Enfin : tout ceci a condition que l'accroissement du CO2 soit bien à l'origine du changement climatique actuel, et que la cause anthropique soit démontrée, en particulier vis-à-vis des causes naturelles. Ma position sur le sujet suit celle qu'exposait Jacques Lévy en 2008 dans un ouvrage que nous avions coécrit avec d'autres, L'invention du Monde (Presses de Sciences po),et dont voici un extrait fort à propos (p. 291) :

" L'un des enjeux du débat public à venir sera sans doute de fromaliser une meilleure distinction entre explicitation scientifique, affirmation éthique et engagement politique.

L'exemple du transport aérien mérite qu'on s'y arrête car il exprime bien le basculement de la démarche scientifique vers des prises de position purement politiques. L'avion présente un cas particulier parmi les moyens de transport sur trois plans distincts :

1) il représente environ 3% de la production anthropique de GES, contre environ 30% pour les transports terrestres, en fait surtout l'automobile ;

2) il n'existe pas jusqu'à présent de système de propulsion alternatif aux moteurs fonctionnant au kérosène, qui puisse laisser espérer une réduction massive des émissions dans un proche avenir ;

3) en ce qui concerne les long-, et parfois moyen-courriers, il n'existe pas de substitution possible par d'autres moyens de transport.

Ces spécificités font que, jusqu'à présentn ce cas a été traité à part et n'a pas été inclus dans le protocole de Kyoto.

Or on constate que la pression sur les voyageurs pour qu'ils renoncent à l'avion et, en pratique, à tout déplacement à longue distance connaît un développement incontestable."

Suivent dans ce texte les arguments incontestables en question. Puis :

"Dans ces différents cas de figure, l'attaque frontale contre le droit à la mobilité et la légitimité du mouvement des hommes ne peut être considérée comme un aspect mineur. Si les États autoritaires, dans le passé, ont cherché à marquer leur emprise sur la société en contrôlant les allées et venues de leurs sujets, la limitation systématique de la mobilité a été caractéristique de l'ère du paroxysme de l'État."

Après évocation des régimes totalitaires ou saoudien, Lévy conclut :

"Le fait que les courant écologistes radicaux se polarisent sans raison technique convaincante sur le transport aérien long-courrier [et le low cost, favorisant les voyages] fait événement, d'autant que ces protagonistes n'expriment pas la moindre inquiétude sur les conséquences de leurs orientations en matière de valeurs et de droits, se tenant à un discours du renoncement et de la punition.
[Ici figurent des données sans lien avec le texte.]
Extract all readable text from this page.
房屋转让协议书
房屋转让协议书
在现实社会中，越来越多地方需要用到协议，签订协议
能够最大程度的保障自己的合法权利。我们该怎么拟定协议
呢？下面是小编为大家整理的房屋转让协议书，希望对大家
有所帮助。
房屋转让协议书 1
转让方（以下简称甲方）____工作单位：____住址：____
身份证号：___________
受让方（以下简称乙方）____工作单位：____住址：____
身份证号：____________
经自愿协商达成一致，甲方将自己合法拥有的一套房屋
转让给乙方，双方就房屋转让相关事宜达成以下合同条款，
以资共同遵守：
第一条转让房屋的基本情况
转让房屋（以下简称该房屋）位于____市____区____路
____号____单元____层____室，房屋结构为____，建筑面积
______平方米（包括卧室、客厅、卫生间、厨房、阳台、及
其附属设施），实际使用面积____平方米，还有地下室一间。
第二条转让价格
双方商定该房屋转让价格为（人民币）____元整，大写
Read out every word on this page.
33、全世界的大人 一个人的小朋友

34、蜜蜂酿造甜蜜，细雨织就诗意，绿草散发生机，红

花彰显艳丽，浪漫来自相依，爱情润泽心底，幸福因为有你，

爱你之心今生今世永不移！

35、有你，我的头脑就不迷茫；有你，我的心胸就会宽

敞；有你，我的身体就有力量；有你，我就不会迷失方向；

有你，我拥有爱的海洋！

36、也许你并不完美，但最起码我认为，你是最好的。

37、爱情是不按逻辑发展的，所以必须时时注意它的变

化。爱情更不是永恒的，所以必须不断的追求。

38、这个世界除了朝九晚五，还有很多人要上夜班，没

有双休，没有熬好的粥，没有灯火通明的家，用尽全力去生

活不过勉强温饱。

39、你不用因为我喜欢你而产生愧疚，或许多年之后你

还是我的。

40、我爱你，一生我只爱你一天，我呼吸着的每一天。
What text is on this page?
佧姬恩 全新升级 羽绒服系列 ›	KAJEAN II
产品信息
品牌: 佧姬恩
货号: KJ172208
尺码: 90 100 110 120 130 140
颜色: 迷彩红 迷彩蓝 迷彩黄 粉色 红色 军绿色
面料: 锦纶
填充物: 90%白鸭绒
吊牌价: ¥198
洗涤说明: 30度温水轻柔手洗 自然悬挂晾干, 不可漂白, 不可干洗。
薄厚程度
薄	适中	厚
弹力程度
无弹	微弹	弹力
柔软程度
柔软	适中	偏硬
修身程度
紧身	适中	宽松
La combinaison entre une rhétorique d'apparence scientifique et un message à la fois logiquement incohérent et à forte tonalité expiatoire crée un objet discursif nouveau, qui mérite d'être étudié de près".

Eh bien nous y sommes ! Les avions sont cloués au sol, et cela nous donne un petit aperçu de ce que ça pourrait donner si l'on suivait les recommandations aberrantes de quelques écologistes mal informés. L'ironie du sort fait que cette petite interruption des transports publics, une fois n'est pas coutume dans notre pays, n'est pas le fait des grèves. Enfin, pas en ce qui concerne les avions, car la SNCF est quand à elle en grève, vacances scolaires oblige. Il s'agit donc d'une cause naturelle, très écologique, qui va réduire à néant toutes les petites économies de CO2 qu'on aurait voulu nous faire faire en entravant notre mobilité aérienne transcontinentale.

Plus généralement, cet événement me semble mettre en évidence la complexité du débat sur le changement climatique, mais aussi la manière dont l'intelligence spatiale peut l'éclairer.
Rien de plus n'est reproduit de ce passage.